In the preface of Foundations of Differential Calculus there's a section that says:
Thus, if the quantity $x$ is given an increment $\omega$, so that it becomes $x + \omega$, its square $x^2$ becomes $x^2 + 2x\omega + \omega^2$, and it takes the increment $2x\omega + \omega^2$. Hence, the increment of $x$ itself, which is $\omega$, has the ratio to the increment of the square, which is $2x\omega+\omega^2$, as $1$ to $2x+\omega$. This ratio reduces to $1$ to $2x$, at least when $\omega$ vanishes.
$f(x) = x^2$
$f(x+w) = (x+\omega)^2 = x^2 + 2x\omega + \omega^2$
$(x+\omega)^2 - x^2 = 2x\omega+\omega^2$
And then the part I don't understand where $\omega = 2x\omega+\omega^2$ goes to "as $1$ to $2x+\omega$".
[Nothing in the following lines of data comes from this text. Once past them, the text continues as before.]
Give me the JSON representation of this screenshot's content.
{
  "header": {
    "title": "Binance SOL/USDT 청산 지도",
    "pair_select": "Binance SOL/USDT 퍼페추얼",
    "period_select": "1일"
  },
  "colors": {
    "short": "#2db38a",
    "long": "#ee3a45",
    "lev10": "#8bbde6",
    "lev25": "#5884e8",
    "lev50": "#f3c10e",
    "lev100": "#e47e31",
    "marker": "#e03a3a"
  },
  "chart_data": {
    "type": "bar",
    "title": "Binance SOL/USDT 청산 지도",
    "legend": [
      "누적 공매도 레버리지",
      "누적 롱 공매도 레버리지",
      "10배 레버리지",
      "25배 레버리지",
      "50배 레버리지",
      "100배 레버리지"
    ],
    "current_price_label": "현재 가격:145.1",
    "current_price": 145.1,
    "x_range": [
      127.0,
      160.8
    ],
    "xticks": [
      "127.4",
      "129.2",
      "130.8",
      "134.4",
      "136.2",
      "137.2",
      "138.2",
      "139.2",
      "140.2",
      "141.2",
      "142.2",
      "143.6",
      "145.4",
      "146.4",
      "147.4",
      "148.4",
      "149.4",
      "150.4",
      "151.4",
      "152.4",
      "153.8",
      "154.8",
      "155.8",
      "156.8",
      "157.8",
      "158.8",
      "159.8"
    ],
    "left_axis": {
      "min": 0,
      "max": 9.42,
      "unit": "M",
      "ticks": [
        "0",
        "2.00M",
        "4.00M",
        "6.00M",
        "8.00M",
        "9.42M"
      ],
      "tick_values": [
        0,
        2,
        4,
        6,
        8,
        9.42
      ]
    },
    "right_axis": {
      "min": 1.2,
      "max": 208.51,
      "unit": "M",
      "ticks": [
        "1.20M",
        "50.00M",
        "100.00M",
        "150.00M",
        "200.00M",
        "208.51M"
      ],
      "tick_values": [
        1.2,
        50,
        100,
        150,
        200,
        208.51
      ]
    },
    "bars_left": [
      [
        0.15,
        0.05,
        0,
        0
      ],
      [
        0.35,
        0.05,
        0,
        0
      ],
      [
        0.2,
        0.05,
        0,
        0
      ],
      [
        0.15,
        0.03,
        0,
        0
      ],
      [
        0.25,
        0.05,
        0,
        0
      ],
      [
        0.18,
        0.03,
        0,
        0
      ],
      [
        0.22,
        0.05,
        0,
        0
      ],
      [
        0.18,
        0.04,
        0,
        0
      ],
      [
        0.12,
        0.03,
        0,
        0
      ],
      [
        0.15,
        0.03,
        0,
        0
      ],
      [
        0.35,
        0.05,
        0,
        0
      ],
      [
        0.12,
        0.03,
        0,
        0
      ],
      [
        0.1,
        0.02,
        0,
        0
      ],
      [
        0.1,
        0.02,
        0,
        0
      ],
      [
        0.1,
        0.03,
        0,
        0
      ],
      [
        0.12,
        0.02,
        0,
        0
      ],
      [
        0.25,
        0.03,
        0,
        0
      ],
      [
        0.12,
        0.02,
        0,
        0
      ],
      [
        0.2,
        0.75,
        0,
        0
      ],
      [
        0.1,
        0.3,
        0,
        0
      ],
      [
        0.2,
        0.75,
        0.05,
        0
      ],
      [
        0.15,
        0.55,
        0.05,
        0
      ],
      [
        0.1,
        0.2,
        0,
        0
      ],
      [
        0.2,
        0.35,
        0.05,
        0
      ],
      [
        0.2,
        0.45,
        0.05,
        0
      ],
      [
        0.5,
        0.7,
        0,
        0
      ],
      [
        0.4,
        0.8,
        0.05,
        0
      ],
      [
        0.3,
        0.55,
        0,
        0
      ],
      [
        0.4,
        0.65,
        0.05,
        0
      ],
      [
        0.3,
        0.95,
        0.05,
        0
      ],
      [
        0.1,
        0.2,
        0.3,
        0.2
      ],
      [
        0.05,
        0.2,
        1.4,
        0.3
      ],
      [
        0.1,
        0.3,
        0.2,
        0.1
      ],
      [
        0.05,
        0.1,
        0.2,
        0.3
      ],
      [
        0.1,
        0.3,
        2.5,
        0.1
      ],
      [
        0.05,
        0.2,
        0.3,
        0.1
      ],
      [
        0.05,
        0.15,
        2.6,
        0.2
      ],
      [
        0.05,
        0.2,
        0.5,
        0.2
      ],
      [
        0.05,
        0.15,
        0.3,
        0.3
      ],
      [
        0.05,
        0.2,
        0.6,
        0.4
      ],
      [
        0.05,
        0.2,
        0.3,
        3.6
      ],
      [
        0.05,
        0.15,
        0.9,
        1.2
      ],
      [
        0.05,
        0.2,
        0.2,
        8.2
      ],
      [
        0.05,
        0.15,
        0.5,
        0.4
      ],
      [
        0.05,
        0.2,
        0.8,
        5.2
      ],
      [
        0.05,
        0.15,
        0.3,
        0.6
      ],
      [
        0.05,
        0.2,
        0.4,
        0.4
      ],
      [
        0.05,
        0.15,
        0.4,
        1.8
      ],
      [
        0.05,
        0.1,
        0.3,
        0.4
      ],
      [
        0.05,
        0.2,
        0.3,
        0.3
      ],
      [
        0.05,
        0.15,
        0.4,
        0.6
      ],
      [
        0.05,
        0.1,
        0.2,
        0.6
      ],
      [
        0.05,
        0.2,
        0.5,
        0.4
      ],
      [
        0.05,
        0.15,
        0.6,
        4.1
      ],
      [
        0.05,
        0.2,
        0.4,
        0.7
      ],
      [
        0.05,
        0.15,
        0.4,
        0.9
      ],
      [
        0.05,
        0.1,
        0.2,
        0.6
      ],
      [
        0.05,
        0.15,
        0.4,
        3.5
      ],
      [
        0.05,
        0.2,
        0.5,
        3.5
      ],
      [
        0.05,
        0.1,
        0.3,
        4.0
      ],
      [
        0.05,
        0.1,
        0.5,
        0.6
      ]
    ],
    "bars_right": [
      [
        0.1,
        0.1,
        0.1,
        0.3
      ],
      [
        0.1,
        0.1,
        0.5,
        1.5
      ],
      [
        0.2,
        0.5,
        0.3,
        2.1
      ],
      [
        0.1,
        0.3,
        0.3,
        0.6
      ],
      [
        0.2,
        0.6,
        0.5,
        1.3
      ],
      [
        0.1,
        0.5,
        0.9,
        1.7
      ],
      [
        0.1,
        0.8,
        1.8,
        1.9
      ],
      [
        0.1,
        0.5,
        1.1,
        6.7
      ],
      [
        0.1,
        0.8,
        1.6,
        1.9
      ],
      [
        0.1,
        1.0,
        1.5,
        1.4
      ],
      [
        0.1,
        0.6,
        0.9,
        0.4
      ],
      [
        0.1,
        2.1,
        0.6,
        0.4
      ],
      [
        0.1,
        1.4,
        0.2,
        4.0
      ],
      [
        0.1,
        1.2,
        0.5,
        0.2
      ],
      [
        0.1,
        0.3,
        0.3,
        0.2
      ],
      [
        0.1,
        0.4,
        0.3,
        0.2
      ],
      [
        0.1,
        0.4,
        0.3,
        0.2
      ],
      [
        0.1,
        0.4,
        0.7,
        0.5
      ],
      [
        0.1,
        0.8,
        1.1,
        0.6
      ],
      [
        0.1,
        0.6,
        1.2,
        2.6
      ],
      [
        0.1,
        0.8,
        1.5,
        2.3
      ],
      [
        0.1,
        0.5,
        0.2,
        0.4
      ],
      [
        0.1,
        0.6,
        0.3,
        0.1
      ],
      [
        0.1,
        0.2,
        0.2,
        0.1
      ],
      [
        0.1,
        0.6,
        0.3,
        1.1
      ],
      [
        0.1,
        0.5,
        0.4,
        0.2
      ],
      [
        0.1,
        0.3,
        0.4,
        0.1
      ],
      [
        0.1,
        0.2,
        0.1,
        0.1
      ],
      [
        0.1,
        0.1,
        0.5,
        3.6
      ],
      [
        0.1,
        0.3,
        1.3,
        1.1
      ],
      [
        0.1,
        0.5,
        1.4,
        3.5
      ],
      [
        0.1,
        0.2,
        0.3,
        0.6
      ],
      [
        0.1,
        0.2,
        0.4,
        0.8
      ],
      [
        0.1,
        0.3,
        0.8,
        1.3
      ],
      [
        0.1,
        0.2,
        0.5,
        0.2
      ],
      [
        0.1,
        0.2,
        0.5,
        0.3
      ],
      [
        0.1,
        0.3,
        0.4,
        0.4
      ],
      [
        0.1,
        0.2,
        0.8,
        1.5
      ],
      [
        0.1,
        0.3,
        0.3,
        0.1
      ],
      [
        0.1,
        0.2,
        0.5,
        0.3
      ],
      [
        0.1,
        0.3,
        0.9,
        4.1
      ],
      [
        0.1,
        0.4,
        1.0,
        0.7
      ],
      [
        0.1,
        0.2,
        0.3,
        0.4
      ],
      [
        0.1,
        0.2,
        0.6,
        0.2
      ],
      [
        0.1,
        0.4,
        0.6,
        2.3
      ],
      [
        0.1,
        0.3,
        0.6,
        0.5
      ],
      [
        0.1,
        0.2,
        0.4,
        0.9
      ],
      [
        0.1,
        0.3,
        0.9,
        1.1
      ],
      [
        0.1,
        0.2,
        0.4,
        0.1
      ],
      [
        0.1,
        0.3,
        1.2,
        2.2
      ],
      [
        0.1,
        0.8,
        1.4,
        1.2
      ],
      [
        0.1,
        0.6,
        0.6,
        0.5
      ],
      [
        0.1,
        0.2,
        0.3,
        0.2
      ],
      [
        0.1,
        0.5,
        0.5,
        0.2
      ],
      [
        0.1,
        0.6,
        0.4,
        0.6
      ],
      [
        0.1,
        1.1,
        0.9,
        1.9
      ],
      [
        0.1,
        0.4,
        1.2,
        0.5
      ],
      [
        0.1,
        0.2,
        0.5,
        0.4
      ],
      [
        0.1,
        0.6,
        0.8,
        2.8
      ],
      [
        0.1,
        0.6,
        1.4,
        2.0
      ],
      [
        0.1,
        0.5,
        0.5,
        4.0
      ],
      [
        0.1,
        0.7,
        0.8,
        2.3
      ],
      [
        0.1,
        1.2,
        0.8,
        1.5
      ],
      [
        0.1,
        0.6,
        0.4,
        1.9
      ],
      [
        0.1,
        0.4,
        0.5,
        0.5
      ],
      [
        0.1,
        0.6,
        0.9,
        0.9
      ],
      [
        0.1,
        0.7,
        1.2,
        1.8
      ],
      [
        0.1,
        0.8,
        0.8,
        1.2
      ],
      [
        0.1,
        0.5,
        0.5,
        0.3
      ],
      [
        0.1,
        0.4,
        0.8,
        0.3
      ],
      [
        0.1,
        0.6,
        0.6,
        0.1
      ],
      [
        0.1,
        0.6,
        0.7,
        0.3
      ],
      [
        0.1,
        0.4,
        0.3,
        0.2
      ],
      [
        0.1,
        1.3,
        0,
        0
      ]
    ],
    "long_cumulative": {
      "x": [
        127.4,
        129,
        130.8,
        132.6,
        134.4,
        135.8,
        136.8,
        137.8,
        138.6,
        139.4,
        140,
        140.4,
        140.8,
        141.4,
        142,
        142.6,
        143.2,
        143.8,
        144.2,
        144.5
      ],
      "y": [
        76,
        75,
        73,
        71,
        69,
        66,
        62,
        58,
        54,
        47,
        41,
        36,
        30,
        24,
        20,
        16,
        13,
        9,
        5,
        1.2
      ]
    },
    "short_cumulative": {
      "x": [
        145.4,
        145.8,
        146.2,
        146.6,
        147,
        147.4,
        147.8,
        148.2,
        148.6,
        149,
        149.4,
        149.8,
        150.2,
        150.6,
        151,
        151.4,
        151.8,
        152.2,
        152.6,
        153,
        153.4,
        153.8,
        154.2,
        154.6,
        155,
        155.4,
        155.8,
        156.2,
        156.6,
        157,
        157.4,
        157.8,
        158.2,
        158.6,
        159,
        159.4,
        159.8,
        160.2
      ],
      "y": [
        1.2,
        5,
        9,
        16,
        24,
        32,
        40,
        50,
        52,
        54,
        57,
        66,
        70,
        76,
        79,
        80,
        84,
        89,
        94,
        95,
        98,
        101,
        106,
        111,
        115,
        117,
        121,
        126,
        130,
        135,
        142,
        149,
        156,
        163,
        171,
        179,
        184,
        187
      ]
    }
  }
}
The paragraph says that the increment of $x$ (which means $(x + \omega) - x$, i.e. $\omega$) and the corresponding increment of $f$ from $f(x) = x^2$ to $f(x + \omega) = x^2 + 2 \omega x + \omega ^2$ (which means $f(x + \omega) - f(x) = 2 \omega x + \omega ^2$) have the ratio
$$\frac {(x + \omega) - x} {f(x + \omega) - f(x)} = \frac {\omega} {2 \omega x + \omega ^2} = \frac 1 {2 x + \omega}$$
which, when $\omega \to 0$, is exactly $\frac 1 {2x}$.
This prepares you mentally for later considering the limit of the reversed fraction:
$$\lim \limits _{\omega \to 0} \frac {f(x + \omega) - f(x)} {(x + \omega) - x} = 2x ,$$
which is an illustration of the concept of "derivative".